I recall that we do all generally agree on the conceptual definition of OMA that we're using. That is important for budgeting, analysis, etc. Testing can stray a bit away from that as long as we have an accurate way to associate back to the budget.


#3
This one is not directed at the standard directly but more attempts to provide a framework for advancing the ISI portion of the test.
Lew offered the following:-
        i)   we should pursue using a set of 3 different chanels for testing (pre, post curson and quasi symmetric)
        ii)  we should define a "goodness of fit" metric (PSR) for a 5 impulse peaks model, each with uniform time spacing
        iii) Not use PIE-L but focus on PIE-D
        iv)  Assume Tx rise/fall times of not less than 4 7 ps

i) was not heavily discussed.
ii) was discussed. A counter view was expressed that maybe we could describe minimum tap weightings and minimum PIE-D's for an exact channel and let the implementer decide his exact channel implementation
iii) the debate has moved on since the motion was presented. There were some concerns presented around PIE-D as a metric arguing it has limitations in terms of representing a finite length equaliser. A metric relating to finite equalisers would be valuable.
TAL - we did not get to it, but this last thought was added also to my revised TP2-TP3-budget presentation. It came up again on the TP2 call today, and there seems to be some growing support for it.
iv) some confusion around rise/fall times. Lew wrote this to be relax the rise/fall time burden on the equipment used for the test. That said it may end up being important that we relate this figure to what TP2 says about rise and fall times.
TAL - I will try to respond to this in a separate email.

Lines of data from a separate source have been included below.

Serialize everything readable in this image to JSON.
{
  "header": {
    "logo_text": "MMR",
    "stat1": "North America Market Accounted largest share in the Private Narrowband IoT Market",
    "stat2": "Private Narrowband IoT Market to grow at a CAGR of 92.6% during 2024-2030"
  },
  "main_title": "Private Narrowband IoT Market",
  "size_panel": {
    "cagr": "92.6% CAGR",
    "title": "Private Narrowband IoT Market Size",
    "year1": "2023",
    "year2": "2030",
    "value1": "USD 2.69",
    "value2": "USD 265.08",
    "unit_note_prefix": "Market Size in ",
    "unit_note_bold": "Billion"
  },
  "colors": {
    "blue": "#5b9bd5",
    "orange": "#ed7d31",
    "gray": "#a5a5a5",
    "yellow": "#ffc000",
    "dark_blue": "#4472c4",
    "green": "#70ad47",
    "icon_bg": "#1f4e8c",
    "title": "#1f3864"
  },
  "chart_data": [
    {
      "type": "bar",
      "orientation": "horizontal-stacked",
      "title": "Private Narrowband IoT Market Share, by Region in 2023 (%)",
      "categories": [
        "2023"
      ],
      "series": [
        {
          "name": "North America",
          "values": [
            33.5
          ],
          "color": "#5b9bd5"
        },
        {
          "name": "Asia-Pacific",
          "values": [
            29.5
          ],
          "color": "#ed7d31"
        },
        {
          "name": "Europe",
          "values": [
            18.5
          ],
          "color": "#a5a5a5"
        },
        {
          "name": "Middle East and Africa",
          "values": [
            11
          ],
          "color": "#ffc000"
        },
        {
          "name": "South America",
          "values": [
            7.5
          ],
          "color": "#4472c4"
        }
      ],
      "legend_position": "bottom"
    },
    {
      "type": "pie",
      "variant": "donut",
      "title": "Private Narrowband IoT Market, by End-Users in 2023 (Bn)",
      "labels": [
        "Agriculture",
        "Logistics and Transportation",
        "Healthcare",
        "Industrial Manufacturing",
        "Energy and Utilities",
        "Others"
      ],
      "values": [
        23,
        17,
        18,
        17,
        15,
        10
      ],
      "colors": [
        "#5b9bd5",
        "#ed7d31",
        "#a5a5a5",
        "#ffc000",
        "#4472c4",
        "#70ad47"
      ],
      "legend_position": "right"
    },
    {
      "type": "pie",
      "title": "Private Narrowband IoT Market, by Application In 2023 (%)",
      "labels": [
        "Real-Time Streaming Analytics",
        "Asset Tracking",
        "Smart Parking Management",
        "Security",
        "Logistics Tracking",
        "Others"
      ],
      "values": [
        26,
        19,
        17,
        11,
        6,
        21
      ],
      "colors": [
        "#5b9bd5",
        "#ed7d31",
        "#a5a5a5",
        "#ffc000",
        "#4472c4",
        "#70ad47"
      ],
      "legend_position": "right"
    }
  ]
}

4. TP2/TP3 link budget work. Tom Lindsay's Feedback from TP2 call
Ran out of time before this item

Upcoming items of focus (for subsequent metings):-
          i)  Jitter requirements
        ii) Static channel methodology
                - noise loading
                - channel types and exact characteristics
                        o i.e. do we pick pre, post cursor and quasi symmetric and if so where from? 108 fiber model?
        iii)OMA measurement methodology.